Kami mengendarai mobil milik paman. Selama dalam perjalanan, mataku berkabut. Air bening itu menutupi selaput mataku dan aku hanya diam. Sesekali isakku terdengar dan aku menutup mulutku dengan tangan. Aku tak mau terlihat cengeng di depan mereka.
Aku tidak sanggup masuk ke pemakaman Salvinia. Hatiku terlalu pedih saat ditingalkan begitu saja. Aku masih tidak percaya dengan kematian Salvinia. Aku berusaha untuk tegar dan menerima kenyataan pahit itu.

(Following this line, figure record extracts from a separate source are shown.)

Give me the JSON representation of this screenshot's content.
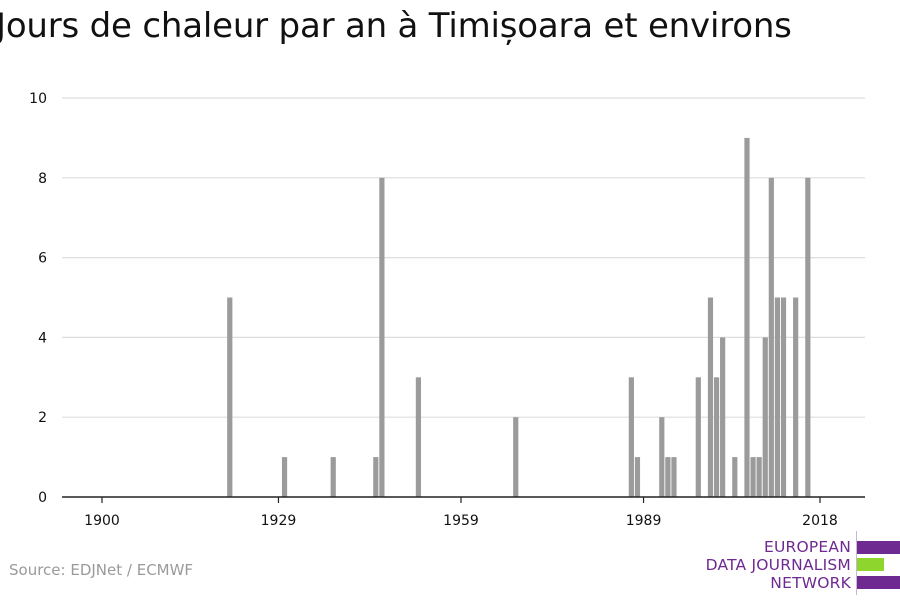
{
  "title": "Jours de chaleur par an à Timișoara et environs",
  "source": "Source: EDJNet / ECMWF",
  "logo": {
    "line1": "EUROPEAN",
    "line2": "DATA JOURNALISM",
    "line3": "NETWORK",
    "colors": {
      "purple": "#6f2a92",
      "green": "#8ed62e"
    }
  },
  "colors": {
    "bar": "#9b9b9b",
    "grid": "#dddddd",
    "axis": "#222222",
    "text": "#111111"
  },
  "chart_data": {
    "type": "bar",
    "title": "Jours de chaleur par an à Timișoara et environs",
    "xlabel": "",
    "ylabel": "",
    "xlim": [
      1900,
      2018
    ],
    "ylim": [
      0,
      10
    ],
    "grid": true,
    "x_ticks": [
      1900,
      1929,
      1959,
      1989,
      2018
    ],
    "y_ticks": [
      0,
      2,
      4,
      6,
      8,
      10
    ],
    "years": [
      1921,
      1930,
      1938,
      1945,
      1946,
      1952,
      1968,
      1987,
      1988,
      1992,
      1993,
      1994,
      1998,
      2000,
      2001,
      2002,
      2004,
      2006,
      2007,
      2008,
      2009,
      2010,
      2011,
      2012,
      2014,
      2016
    ],
    "values": [
      5,
      1,
      1,
      1,
      8,
      3,
      2,
      3,
      1,
      2,
      1,
      1,
      3,
      5,
      3,
      4,
      1,
      9,
      1,
      1,
      4,
      8,
      5,
      5,
      5,
      8
    ]
  }
}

Daun-daun kamboja sudah berguran dan bunganya rebah di pusara Salvinia. Aku akan meluapkan semua airmataku kepadanya. Akan ku ceritakan semua tentang betapa cintanya aku kepadanya. Betapa ia sangat berarti bagiku. Betapa aku sangat menyayanginya.

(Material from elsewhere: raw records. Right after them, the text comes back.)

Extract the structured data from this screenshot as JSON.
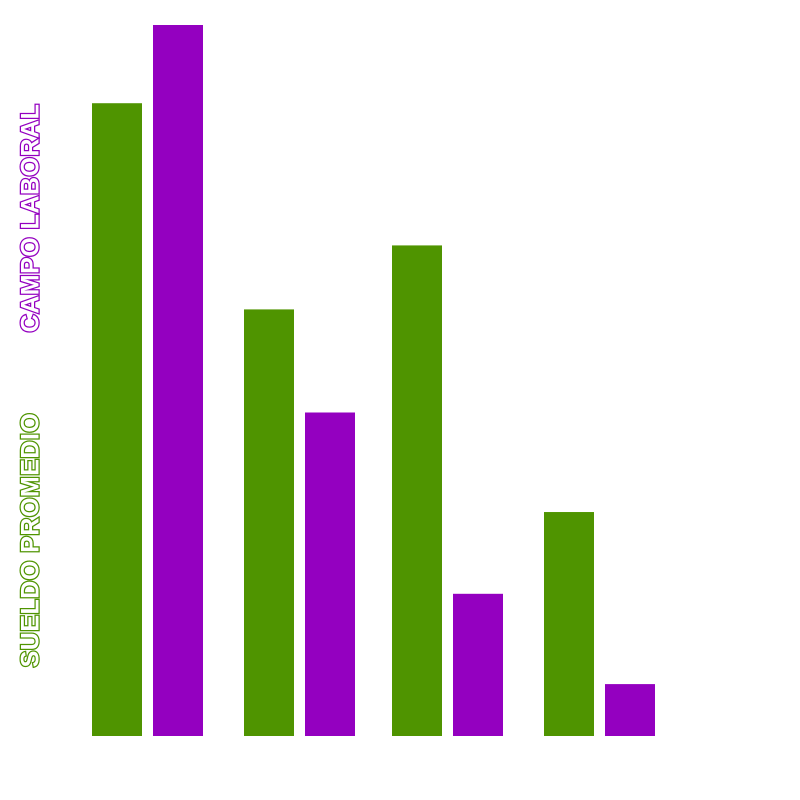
{
  "chart_data": {
    "type": "bar",
    "categories": [
      "",
      "",
      "",
      ""
    ],
    "series": [
      {
        "name": "SUELDO PROMEDIO",
        "color": "#4f9400",
        "values": [
          89,
          60,
          69,
          31.5
        ]
      },
      {
        "name": "CAMPO LABORAL",
        "color": "#9400c0",
        "values": [
          100,
          45.5,
          20,
          7.3
        ]
      }
    ],
    "title": "",
    "xlabel": "",
    "ylabel": "",
    "ylim": [
      0,
      100
    ],
    "grid": false,
    "legend": "left, vertical text"
  }
}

“Vinn… Maafkan mas Adji. Mas Aji tidak sanggup berpisah denganmu.” Isaku di pusara Salvinia. Ku elus papan yang tertulis namanya dengan lembut. Ku tabur bunga-bunga setaman di tanah merah itu.
Kehidupan memang tidak bisa ditebak. Hidup dan mati adalah rahasia illahi. Jika kita tak pandai-pandai menghadapinya maka syetan akan memanfaatan keputusasaan manusia.
“Salvinia…” Gumamku pelan.“Akan mas Aji ceritakan padamu tentang gadis tembakau yang menjadi gundik kapten Belanda dan lelaki pembunuh seribu nyawa. Agar kau tahu cerita tentang desa tembakau yang penuh dengan dosa. Laki-laki pembunuh seribu nyawa itu ada kek Darto. Kakekmu yang juga membunuh kakek mas Aji.” Ceritaku sambil terisak. Aku membiarkan seorang gadis memperhatikan ku di ujung sana. Aku tak perduli. Ini adalah salam perpisahanku dengan Salvinia.
“Kakek kita ternyata sama-sama penghianat dan bejat! Kita tak harus menanggung semua dosa-dosa mereka. Kita tidak bersalah. Jika nanti saatnya tiba mas Aji ingin bertemu denganmu.”
Keheningan hari itu membuatku semakin sedih. Air mataku mengalir membasahi pipiku. Aku ingin berlama-lama di pusara itu. Aku tidak ingin berpisah dari Salvinia.
“Tapi dunia kita sudah berbeda. Mas Aji hanya bisa berdoa semoga engkau tenang di sana.”
Ku siram pusara itu dengan air tawar dan berdoa demi arwah Salvinia. Kutabur bunga-bunga di atasnya.
“Mas Aji…” Suara lembut membuyarkan kesedihanku. Suara seorang gadis cantik berkulit putih. Walau aku mendapat pengganti Salvinia, tapi aku tidak akan melupakannya. Dia tetap berada di hatiku selamanya.
“Samanda…” Gumamku pelan.
“Udah selesai? Kita pulang yuk.” Ajaknya dengan suara lembut. Suara itu seperti suara Salvinia. Suara lembut dari surga. Aku beranjak dan merengkuh bahu Samanda dengan berat. Akumasih belum sanggup meninggalkan pusara Salvinia. Aku masih ingin berlama-lama di sana. Tapi aku sadar, meratapi pusara itu akan menambah kesedihan Salvinia.
“Izinkan mas Aji bersanding dengan Samanda, Salvinia…” Kataku dalam hati. Kemudian kami meninggalkan makam Salvinia dan meninggalkan kenangan manis bersama gadis itu.
Aku berharap kisah ku tidak dialami Ayu dan keturunanku kelak. Biarlah hanya aku yang menangungnya dan hanya aku yang tahu cerita itu.